KING COBRA (documented as Doreen Lynette Garner) is a sculptor and performance artist whose practice confronts colonial histories of violence.

KING COBRA (documented as Doreen Lynette Garner) is a sculptor and performance artist whose practice confronts colonial histories of violence. Often made from silicone, pearls, synthetic hair, urethane foam, and other materials, COBRA’s sculptures primarily depict mutilated Black bodies, and frequently expose the medical malpractice and pathological infirmities experienced by Black women in the eighteenth, nineteenth, and early twentieth centuries.

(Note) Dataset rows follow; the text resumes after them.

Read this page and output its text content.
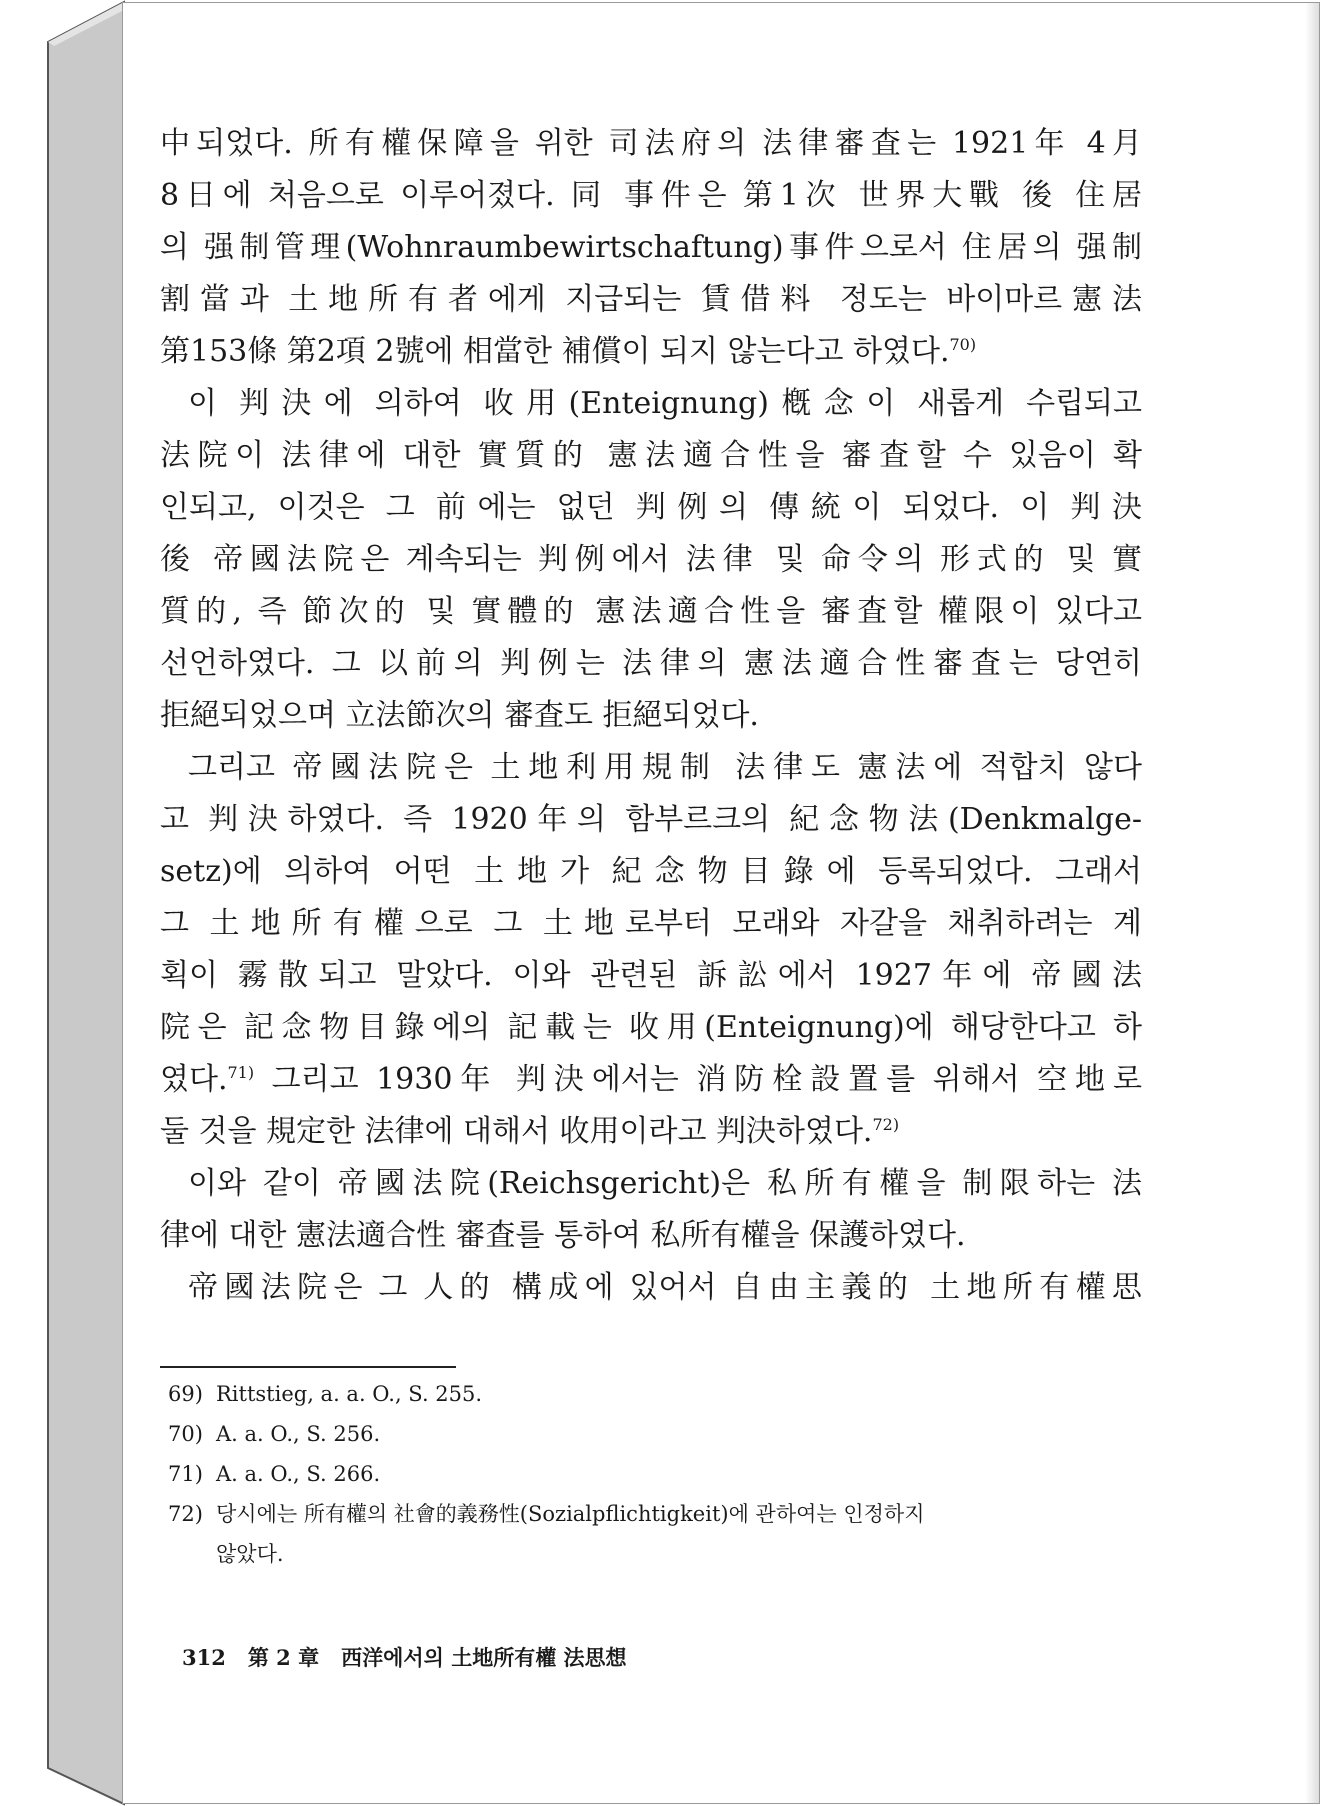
中되었다. 所有權保障을 위한 司法府의 法律審査는 1921年 4月

8日에 처음으로 이루어졌다. 同 事件은 第1次 世界大戰 後 住居

의 强制管理(Wohnraumbewirtschaftung)事件으로서 住居의 强制

割當과 土地所有者에게 지급되는 賃借料 정도는 바이마르憲法

第153條 第2項 2號에 相當한 補償이 되지 않는다고 하였다.$^{70)}$

이 判決에 의하여 收用(Enteignung)槪念이 새롭게 수립되고

法院이 法律에 대한 實質的 憲法適合性을 審査할 수 있음이 확

인되고, 이것은 그 前에는 없던 判例의 傳統이 되었다. 이 判決

後 帝國法院은 계속되는 判例에서 法律 및 命令의 形式的 및 實

質的, 즉 節次的 및 實體的 憲法適合性을 審査할 權限이 있다고

선언하였다. 그 以前의 判例는 法律의 憲法適合性審査는 당연히

拒絕되었으며 立法節次의 審査도 拒絕되었다.

그리고 帝國法院은 土地利用規制 法律도 憲法에 적합치 않다

고 判決하였다. 즉 1920年의 함부르크의 紀念物法(Denkmalge-

setz)에 의하여 어떤 土地가 紀念物目錄에 등록되었다. 그래서

그 土地所有權으로 그 土地로부터 모래와 자갈을 채취하려는 계

획이 霧散되고 말았다. 이와 관련된 訴訟에서 1927年에 帝國法

院은 記念物目錄에의 記載는 收用(Enteignung)에 해당한다고 하

였다.$^{71)}$ 그리고 1930年 判決에서는 消防栓設置를 위해서 空地로

둘 것을 規定한 法律에 대해서 收用이라고 判決하였다.$^{72)}$

이와 같이 帝國法院(Reichsgericht)은 私所有權을 制限하는 法

律에 대한 憲法適合性 審査를 통하여 私所有權을 保護하였다.

帝國法院은 그 人的 構成에 있어서 自由主義的 土地所有權思

69) Rittstieg, a. a. O., S. 255.
70) A. a. O., S. 256.
71) A. a. O., S. 266.
72) 당시에는 所有權의 社會的義務性(Sozialpflichtigkeit)에 관하여는 인정하지
않았다.
312 第 2 章 西洋에서의 土地所有權 法思想
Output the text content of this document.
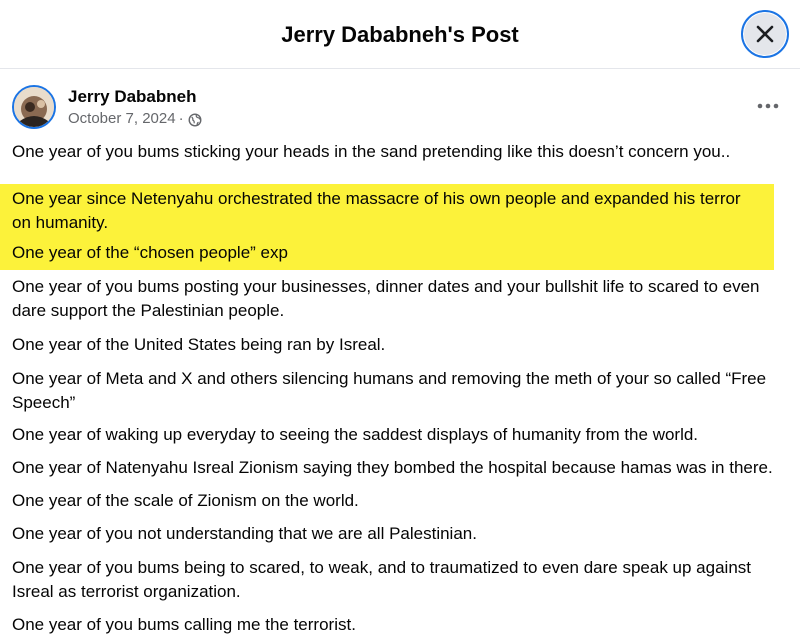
Jerry Dababneh's Post
Jerry Dababneh
October 7, 2024 ·

One year of you bums sticking your heads in the sand pretending like this doesn’t concern you..

One year since Netenyahu orchestrated the massacre of his own people and expanded his terror on humanity.

One year of the “chosen people” exp

One year of you bums posting your businesses, dinner dates and your bullshit life to scared to even dare support the Palestinian people.

One year of the United States being ran by Isreal.

One year of Meta and X and others silencing humans and removing the meth of your so called “Free Speech”

One year of waking up everyday to seeing the saddest displays of humanity from the world.

One year of Natenyahu Isreal Zionism saying they bombed the hospital because hamas was in there.

One year of the scale of Zionism on the world.

One year of you not understanding that we are all Palestinian.

One year of you bums being to scared, to weak, and to traumatized to even dare speak up against Isreal as terrorist organization.

One year of you bums calling me the terrorist.
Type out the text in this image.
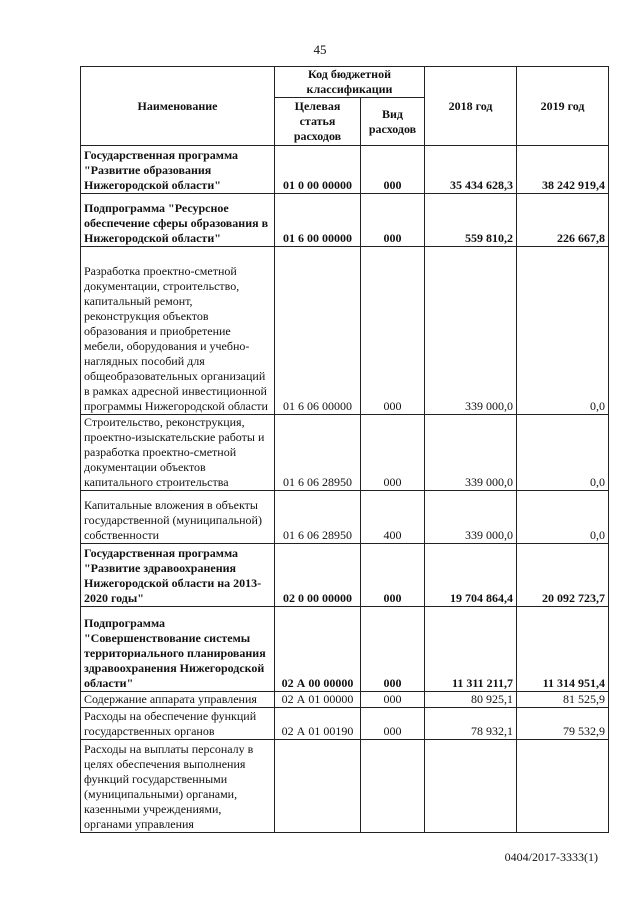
45
Наименование	Код бюджетной классификации		2018 год	2019 год
	Целевая статья расходов	Вид расходов		
Государственная программа "Развитие образования Нижегородской области"	01 0 00 00000	000	35 434 628,3	38 242 919,4
Подпрограмма "Ресурсное обеспечение сферы образования в Нижегородской области"	01 6 00 00000	000	559 810,2	226 667,8
Разработка проектно-сметной документации, строительство, капитальный ремонт, реконструкция объектов образования и приобретение мебели, оборудования и учебно-наглядных пособий для общеобразовательных организаций в рамках адресной инвестиционной программы Нижегородской области	01 6 06 00000	000	339 000,0	0,0
Строительство, реконструкция, проектно-изыскательские работы и разработка проектно-сметной документации объектов капитального строительства	01 6 06 28950	000	339 000,0	0,0
Капитальные вложения в объекты государственной (муниципальной) собственности	01 6 06 28950	400	339 000,0	0,0
Государственная программа "Развитие здравоохранения Нижегородской области на 2013-2020 годы"	02 0 00 00000	000	19 704 864,4	20 092 723,7
Подпрограмма "Совершенствование системы территориального планирования здравоохранения Нижегородской области"	02 А 00 00000	000	11 311 211,7	11 314 951,4
Содержание аппарата управления	02 А 01 00000	000	80 925,1	81 525,9
Расходы на обеспечение функций государственных органов	02 А 01 00190	000	78 932,1	79 532,9
Расходы на выплаты персоналу в целях обеспечения выполнения функций государственными (муниципальными) органами, казенными учреждениями, органами управления				
0404/2017-3333(1)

COBRA's sculptures and performances reckon with the myth of white racial purity and biological superiority. Populated with dermal marks of poxes and plagues, these works reference the contagions white colonial settlers spread across the Americas during colonization and the transatlantic slave trade.

As a licensed tattoo artist, COBRA extends her practice to the inscription of her sculptures and the literal human body. Challenging racialized notions of beauty, she rejects the assertion that a white skin is easiest to ink. In her performances, she draws special attention to the senses, highlighting the corporeal precarity and intimate power dynamics inherent in the tattoo process.

COBRA holds a BFA from the Tyler School of Art, an MFA from the Rhode Island School of Design, and attended the Skowhegan School of Painting and Sculpture. Her work has been the subject of solo and group exhibitions at Socrates Sculpture Park, Abron Arts Center, Pioneer Works, the National Museum of African American History and Culture, MoMA PS1, and the New Museum. Her work first entered the Studio Museum in Harlem collection in 2021.